Challenging the Titans was Andrew Sentance of PWC.
The UK economy in perspective
The UK Economy is still 1.8% GDP below 2008. Putting GDP Growth in perspective historically
- 1960s – 40%
- 1970s – 13%
- 1980s – 25%
- 1990s – 25%
- 2000s – 30%
- 2010s – 4% !
Referring to the economists Adam Smith’s model, the UK economy is going through a “melancholy or dull period”. In these periods one persons gain is another’s loss. This creates resentment and undermines trust in the markets. This pattern reduces the effectiveness in the way the markets work.
The UK growth in 2013 is currently leading most g7 nations. The last time the UK did that was in 2007 and Japan did so in 1990s and has suffered ever since! The challenge is the quality of growth and China for the next 18 months is focussing on sustained growth rather than growth for growth sake.

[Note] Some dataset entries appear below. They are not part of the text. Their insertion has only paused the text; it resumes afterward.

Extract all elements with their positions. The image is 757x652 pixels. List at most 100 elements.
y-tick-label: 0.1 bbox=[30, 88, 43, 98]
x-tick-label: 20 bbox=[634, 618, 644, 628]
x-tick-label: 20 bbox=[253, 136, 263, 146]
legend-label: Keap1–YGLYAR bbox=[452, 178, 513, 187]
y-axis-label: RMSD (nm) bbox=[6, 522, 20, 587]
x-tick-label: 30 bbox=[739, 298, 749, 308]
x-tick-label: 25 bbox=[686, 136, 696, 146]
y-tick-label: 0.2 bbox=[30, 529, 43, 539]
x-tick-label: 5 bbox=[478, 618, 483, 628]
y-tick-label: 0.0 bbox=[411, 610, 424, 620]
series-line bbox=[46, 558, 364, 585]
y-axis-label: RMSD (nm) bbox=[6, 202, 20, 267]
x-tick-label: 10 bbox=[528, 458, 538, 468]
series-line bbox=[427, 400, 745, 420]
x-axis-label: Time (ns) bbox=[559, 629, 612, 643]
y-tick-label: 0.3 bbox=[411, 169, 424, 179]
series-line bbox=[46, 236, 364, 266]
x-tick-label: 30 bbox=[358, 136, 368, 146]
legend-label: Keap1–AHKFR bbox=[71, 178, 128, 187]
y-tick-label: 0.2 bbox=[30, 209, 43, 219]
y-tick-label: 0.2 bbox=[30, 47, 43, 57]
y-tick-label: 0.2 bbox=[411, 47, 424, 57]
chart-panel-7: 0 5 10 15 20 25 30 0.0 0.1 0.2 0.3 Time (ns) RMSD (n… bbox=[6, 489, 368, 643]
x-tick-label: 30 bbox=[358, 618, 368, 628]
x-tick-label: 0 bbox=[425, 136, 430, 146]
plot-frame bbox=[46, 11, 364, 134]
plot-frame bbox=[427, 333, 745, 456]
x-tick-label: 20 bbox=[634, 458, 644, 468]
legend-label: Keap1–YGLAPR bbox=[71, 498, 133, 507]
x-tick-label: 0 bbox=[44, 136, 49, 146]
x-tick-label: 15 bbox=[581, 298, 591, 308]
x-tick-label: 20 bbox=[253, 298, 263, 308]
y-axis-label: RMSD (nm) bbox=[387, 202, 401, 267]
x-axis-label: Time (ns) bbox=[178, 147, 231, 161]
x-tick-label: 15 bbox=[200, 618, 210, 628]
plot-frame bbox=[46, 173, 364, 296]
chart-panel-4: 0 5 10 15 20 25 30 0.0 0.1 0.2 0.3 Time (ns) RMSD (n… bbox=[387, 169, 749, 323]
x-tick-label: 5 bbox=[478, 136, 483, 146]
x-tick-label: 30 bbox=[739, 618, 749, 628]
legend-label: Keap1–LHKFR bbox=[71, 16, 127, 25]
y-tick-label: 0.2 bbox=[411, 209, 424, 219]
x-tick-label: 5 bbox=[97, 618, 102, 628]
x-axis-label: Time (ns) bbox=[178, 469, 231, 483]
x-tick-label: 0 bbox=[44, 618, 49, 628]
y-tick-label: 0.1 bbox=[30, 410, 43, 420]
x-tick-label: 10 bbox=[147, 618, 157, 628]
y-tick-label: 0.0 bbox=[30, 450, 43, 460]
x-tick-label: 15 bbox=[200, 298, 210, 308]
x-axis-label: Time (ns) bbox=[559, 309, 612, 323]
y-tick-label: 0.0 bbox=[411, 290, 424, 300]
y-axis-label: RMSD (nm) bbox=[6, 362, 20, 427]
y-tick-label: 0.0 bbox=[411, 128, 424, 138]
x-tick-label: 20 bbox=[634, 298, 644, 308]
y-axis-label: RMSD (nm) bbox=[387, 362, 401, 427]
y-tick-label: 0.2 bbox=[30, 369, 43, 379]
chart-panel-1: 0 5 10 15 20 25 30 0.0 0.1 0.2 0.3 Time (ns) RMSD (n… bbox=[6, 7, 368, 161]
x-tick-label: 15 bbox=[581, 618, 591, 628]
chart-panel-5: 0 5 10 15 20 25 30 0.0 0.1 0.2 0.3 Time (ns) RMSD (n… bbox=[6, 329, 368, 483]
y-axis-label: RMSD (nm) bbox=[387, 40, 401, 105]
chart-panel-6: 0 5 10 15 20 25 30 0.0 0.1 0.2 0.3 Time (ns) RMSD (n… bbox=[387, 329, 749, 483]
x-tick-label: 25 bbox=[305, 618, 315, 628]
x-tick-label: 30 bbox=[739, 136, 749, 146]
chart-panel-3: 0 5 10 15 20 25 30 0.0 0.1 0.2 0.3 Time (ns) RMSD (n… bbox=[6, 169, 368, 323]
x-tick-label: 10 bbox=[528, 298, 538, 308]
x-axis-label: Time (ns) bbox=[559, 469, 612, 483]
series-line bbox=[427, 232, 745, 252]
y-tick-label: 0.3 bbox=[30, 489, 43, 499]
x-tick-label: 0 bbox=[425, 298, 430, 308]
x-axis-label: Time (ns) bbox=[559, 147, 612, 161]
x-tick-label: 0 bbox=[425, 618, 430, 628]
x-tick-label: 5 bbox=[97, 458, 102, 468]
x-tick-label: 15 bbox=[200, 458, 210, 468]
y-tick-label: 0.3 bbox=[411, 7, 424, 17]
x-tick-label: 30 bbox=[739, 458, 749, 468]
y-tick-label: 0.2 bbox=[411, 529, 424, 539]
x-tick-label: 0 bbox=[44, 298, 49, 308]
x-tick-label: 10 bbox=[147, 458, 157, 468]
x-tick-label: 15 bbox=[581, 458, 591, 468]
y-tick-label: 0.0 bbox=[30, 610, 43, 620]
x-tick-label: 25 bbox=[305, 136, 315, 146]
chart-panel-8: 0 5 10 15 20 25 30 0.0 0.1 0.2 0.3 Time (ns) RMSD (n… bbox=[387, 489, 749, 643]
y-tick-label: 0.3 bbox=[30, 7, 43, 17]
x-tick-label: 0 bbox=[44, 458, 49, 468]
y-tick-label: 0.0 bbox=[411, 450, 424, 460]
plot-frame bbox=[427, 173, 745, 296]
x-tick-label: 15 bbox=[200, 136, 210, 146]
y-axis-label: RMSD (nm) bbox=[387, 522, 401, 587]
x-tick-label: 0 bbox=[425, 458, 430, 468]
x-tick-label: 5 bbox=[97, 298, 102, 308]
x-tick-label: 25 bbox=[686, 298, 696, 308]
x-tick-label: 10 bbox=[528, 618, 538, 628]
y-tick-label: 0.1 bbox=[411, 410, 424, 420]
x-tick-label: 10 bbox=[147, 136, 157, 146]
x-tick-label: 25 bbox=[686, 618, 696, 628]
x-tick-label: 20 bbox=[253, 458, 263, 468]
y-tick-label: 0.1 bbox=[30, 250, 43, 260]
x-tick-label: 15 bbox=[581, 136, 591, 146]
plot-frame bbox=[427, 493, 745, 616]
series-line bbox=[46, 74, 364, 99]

Why has UK growth jumped from 1% on q1 to 4% in Q3 2013?
- funding for lending
- sterling weakness q1 -15%
- Euro break up less likely leading to more certainty
- Reduction in press reporting uncertainty, and George Carneys suggestion of interest rate being based upon unemployment created certainty, supporting long term spending with business lending up 4%
Less plausible reasons:
- Fiscal policy changed there has been no change
- Help to buy – only started in Oct November
- Forwards guidance
What is funding this growth?
The worry is the balance of payments – i.e. what is funding this growth? The deficit in 2008 was 0.9% and now in 2013 has risen to 4% of GDP. This suggests that the economy is broken so more growth is likely to increase the balance of payments deficit and reduction in liquidity.
UK competitiveness and the EU
Lack of productivity growth and a reduction in the quality of jobs in the UK is reducing the competitiveness of the UK. The European x booked creditor position in Europe shows promises broken without much knowledge of the ability to repay of the level of inter EU debts.
UK monetary and political policy
Government policy has kicked off construction, and cuts in fuel duty and energy costs. There has been no Government austerity and this will not take place until 2015. Interest rates are too low and this is creating unrealistic borrowing and it is likely debts will be unsustainable as interest rates rise.
With bank interest rates have been at .5% when actual cost of lending has been 3-4%, monetary policy seems very short term. This is fuelling inflated house prices and low cost mortgages, and the same mistakes of the past. Savings are falling. Inflation even with this growth will be uncertain.
Growth in 2014?
Drivers of growth in 2014 are likely to be rises in house spending, business investment, reduction in unemployment.
Other factors to consider:
- Where is the cash globally? What does global cash flow look like? When will the money run out?
- Distribution of wealth seems to becoming more concentrated in the hands of the few
- Markets for products and services have changed and so has the way they are being bought
- Structural costs – e.g. systemic environmental taxes seem to being relaxed
- Climate change and energy and efficiency of using resources
Growth is being funded by more UK plc debt so the economy’s ability to growth its way out of its debt mountain indicates to be that the economy is broken and therefore not sustainable.
My preciction is that more growth therefore is likely to lead to a greater debt for UK plc reducing the UK plc’s solvency.